Dann weiter über die üblich schlechten Strassen in die ukrainsichen Karpathen, Uzghorod.
Diesmal waren die reifen des Busses relativ friedlich, dafür musste ich den Bremskompressorschlauch zweimal erneuern, da der erste nicht für hohe Temperaturen ausgeleget war und nach ein paar tausend Kilometer wieder leckte.
Hinter den ukrainischen Karpathen gings dann nach Moldawien, Chisinau, und weiter nach Bessarabien dem Südzipfel Moldawiens.
Dort wurden die Strassen weitgehend unpassierbar und die eine kleine Grenze gschlossen wegen Computerfehler, dioe andere nicht für Ausländer passierbar nur für moldawische und ukrainische Anlieger, dann endlich nach stundenlangem schlingern über aufgelöste Strassen der letzte Übergang.

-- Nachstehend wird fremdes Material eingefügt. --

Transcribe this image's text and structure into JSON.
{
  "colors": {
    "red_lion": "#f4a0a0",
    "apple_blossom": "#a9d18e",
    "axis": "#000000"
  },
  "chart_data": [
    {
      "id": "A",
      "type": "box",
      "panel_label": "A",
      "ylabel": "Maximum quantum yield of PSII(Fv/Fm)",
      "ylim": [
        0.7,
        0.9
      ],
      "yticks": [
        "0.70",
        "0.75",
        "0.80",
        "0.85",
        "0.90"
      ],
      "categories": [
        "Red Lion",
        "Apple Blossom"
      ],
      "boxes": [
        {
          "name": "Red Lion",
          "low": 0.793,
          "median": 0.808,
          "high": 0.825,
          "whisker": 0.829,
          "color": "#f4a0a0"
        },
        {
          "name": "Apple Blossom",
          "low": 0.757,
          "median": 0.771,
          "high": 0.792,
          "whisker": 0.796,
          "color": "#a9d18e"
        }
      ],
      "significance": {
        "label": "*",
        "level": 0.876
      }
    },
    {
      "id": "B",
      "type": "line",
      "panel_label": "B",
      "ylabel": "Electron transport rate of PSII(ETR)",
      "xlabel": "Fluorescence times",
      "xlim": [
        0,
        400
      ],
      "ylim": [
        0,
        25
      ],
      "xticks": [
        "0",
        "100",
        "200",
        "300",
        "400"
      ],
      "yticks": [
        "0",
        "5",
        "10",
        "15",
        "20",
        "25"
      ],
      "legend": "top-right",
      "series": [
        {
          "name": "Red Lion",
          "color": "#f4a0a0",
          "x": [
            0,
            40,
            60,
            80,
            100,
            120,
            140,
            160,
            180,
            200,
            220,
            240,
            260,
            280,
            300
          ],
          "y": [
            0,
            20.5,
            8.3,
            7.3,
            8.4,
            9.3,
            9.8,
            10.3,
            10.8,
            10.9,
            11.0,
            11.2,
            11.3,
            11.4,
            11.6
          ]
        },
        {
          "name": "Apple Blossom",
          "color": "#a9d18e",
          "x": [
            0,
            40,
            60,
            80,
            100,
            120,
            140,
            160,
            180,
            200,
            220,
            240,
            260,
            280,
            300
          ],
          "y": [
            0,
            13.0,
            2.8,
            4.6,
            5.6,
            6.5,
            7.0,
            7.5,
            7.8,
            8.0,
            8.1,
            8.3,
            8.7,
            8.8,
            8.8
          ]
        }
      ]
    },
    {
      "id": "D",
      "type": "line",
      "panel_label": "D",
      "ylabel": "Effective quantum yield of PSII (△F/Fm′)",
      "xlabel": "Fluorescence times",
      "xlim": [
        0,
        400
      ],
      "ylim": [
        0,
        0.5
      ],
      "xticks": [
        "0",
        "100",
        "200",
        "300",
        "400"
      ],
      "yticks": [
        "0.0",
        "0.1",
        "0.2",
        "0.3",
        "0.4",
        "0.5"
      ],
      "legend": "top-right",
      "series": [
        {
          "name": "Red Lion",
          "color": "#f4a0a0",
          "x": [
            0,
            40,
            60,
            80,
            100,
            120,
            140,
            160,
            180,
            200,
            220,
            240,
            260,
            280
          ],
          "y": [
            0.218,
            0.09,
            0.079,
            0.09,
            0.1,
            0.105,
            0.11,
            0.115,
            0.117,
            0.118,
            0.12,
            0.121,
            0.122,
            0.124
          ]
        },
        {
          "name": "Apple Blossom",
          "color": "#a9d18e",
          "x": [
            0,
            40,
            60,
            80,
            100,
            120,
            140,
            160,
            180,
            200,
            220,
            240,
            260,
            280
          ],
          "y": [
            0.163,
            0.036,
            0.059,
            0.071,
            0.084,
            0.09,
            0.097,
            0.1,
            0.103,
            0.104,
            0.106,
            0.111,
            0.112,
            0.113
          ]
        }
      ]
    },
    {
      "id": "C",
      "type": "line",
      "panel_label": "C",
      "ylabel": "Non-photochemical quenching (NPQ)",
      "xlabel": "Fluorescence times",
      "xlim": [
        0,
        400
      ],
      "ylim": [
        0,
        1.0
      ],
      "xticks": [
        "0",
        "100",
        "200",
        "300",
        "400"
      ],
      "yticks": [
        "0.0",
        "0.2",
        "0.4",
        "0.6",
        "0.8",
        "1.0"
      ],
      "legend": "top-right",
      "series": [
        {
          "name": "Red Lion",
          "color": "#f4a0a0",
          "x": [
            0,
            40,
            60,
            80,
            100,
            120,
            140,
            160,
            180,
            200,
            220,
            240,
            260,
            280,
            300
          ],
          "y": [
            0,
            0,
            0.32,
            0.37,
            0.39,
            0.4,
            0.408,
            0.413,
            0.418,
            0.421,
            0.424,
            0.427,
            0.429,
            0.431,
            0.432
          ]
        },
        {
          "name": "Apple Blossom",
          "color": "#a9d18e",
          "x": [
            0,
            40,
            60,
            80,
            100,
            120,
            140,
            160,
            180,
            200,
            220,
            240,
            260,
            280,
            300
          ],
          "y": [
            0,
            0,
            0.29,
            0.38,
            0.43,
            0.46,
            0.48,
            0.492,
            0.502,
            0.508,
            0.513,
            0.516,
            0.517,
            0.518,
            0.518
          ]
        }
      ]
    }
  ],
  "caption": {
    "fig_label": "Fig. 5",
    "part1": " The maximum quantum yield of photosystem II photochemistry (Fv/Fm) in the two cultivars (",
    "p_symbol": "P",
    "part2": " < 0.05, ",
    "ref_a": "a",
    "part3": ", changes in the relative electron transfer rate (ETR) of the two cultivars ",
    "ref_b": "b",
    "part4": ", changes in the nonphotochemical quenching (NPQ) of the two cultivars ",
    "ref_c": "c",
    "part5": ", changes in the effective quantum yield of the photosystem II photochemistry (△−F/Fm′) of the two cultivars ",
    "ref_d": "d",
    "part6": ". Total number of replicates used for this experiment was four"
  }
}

Der Zöllner hatte vermutlich Langeweile und durchstöberte unseren Bus auf der Suche nach was weiss der Geier, nur den Kühlschrank hat er kurz geöffnet und geschlossen und geflissentlich alle Lebensmittel übersehen, da offiziell keine Milch und Fleischprodukte die Grenze passieren dürfen.
Dann wieder in er Ukraine in einem kleinen halb verlassenen und verschlafenen Städtchen Izmail, an der Donaumündung ein kleiner Stop für ein frisches Gezapftes.

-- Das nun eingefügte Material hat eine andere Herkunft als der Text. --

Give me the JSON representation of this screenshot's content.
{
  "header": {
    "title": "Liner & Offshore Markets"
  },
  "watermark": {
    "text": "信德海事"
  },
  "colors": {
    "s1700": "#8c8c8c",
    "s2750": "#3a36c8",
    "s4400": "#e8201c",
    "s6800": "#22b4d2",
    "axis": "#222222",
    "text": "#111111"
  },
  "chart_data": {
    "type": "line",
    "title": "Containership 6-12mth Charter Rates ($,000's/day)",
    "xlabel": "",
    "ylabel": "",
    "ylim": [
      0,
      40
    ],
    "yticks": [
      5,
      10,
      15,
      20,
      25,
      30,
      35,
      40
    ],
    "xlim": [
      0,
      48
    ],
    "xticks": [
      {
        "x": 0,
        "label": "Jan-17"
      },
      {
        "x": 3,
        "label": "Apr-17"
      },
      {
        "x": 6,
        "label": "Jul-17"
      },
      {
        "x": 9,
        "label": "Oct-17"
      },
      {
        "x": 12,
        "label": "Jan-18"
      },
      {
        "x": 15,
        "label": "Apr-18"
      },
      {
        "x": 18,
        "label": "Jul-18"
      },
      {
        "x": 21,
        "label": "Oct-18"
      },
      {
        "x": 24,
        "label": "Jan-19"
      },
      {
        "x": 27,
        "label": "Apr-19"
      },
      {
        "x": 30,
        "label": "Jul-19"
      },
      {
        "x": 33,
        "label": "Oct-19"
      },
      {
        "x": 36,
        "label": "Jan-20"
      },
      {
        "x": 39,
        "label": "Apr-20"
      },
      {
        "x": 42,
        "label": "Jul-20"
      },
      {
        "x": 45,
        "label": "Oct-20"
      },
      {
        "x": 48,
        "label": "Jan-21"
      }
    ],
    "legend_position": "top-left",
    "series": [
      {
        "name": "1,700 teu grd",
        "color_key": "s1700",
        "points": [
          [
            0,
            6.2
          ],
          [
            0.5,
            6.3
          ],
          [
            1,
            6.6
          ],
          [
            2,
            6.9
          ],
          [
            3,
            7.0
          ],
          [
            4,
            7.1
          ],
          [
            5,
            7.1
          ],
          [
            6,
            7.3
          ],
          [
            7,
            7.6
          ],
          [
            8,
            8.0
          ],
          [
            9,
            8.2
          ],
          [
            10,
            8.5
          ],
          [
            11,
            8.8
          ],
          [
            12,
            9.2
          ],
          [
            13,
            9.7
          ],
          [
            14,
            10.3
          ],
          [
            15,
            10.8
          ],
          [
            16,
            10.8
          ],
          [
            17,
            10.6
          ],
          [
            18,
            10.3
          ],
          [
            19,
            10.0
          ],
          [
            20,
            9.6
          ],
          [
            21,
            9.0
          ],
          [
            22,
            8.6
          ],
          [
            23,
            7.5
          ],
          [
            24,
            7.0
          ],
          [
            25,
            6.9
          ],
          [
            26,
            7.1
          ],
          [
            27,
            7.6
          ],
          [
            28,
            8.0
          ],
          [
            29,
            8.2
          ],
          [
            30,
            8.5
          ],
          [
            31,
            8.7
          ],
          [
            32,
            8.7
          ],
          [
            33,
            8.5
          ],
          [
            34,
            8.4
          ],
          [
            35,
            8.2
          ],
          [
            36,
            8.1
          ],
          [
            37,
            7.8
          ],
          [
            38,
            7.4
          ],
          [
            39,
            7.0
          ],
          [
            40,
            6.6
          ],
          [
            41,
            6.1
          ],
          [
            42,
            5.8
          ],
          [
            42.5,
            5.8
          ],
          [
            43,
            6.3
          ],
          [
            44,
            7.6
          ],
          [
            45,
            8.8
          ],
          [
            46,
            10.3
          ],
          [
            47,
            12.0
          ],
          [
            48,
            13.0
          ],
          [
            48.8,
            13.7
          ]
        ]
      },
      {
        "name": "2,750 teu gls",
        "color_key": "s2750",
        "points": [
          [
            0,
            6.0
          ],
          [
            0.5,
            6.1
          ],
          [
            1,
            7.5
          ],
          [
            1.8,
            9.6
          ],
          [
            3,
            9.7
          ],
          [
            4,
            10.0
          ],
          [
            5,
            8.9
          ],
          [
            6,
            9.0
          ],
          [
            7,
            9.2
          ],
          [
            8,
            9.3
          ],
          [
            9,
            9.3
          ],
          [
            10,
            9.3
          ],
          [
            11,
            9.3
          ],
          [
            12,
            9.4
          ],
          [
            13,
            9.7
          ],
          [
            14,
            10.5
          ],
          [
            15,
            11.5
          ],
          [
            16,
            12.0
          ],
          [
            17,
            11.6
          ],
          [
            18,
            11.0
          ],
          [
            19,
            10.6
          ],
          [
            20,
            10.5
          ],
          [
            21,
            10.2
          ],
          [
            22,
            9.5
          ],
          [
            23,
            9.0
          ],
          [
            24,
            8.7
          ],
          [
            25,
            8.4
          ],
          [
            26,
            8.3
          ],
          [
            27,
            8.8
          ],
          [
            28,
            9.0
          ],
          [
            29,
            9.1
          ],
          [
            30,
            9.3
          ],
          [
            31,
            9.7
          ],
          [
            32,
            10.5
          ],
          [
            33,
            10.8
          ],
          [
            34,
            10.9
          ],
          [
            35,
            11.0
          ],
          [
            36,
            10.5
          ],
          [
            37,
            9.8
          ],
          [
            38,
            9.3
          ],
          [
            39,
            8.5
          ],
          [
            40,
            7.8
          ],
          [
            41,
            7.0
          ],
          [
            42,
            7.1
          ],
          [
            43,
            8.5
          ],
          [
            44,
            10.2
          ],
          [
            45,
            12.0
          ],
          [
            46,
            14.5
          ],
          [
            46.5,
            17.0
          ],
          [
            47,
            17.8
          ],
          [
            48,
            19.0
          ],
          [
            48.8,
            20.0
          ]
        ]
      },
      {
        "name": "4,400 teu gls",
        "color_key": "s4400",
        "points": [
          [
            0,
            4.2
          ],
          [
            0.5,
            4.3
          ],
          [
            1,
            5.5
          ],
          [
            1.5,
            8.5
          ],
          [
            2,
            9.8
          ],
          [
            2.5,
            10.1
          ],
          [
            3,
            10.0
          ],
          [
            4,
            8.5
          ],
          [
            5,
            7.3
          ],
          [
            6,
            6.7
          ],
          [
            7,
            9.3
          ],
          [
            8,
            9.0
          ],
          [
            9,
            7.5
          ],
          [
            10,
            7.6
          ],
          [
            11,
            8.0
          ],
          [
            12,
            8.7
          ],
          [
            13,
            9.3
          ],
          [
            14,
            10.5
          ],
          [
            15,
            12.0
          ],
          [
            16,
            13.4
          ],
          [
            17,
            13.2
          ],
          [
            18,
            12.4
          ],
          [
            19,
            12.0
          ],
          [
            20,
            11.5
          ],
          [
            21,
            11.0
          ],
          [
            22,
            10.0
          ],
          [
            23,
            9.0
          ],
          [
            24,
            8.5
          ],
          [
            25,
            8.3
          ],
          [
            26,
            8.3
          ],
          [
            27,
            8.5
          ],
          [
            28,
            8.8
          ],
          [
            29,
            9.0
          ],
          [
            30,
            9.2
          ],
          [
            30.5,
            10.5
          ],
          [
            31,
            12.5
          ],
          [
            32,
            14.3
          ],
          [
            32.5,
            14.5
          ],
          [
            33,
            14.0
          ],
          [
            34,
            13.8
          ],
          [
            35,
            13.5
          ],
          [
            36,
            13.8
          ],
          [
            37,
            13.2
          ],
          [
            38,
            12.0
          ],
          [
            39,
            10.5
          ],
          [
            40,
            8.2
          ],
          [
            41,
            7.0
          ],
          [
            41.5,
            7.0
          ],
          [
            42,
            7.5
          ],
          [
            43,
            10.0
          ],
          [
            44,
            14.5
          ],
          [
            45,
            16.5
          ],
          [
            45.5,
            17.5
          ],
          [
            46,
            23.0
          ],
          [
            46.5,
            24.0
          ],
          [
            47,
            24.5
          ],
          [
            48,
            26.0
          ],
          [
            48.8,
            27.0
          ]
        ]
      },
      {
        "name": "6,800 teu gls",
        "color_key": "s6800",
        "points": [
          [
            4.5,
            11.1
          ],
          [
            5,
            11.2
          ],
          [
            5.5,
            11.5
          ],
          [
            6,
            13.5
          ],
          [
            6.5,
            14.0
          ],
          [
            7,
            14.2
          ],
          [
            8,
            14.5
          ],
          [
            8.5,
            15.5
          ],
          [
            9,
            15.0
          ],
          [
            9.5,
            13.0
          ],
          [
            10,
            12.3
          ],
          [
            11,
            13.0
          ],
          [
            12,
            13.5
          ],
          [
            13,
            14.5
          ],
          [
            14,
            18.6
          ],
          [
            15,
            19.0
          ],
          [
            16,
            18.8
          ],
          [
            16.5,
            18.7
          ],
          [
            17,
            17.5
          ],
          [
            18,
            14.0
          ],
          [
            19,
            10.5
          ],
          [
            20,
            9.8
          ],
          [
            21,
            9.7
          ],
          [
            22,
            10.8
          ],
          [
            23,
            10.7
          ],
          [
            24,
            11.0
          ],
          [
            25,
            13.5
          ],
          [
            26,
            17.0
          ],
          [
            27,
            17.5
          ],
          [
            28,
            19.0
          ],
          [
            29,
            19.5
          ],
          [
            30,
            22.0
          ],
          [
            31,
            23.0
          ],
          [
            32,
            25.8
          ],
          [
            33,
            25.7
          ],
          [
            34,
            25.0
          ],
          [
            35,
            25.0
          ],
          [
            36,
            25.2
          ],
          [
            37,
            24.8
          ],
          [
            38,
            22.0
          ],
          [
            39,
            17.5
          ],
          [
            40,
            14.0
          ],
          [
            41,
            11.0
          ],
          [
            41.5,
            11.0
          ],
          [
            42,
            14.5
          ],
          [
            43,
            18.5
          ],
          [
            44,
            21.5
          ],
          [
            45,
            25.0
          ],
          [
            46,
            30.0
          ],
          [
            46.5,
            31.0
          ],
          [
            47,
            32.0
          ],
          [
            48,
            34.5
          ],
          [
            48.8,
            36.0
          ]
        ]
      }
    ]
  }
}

Zwei junge aber ziemlich unansehliche Frauen bieten uns ihre Dienste vergeblich an, auch ein Bier wollen wir nicht ausgeben.
Das Lenin Denkmal ohne Lenin, aber das lässt sich schnell ändern.
Die Abkürzung nach Vilkovo dem ukrainischen Venedig über 50 km völlig unpassierbare Strassenreste, ein Tagesritt.
Als Einlage fast im Schlamm endgültig steckengbleiben, dort wäre im Umkreis von mehr als 20 km nichts zu erwarten gewesen, Autos dort schon lange nicht mehr gesehen.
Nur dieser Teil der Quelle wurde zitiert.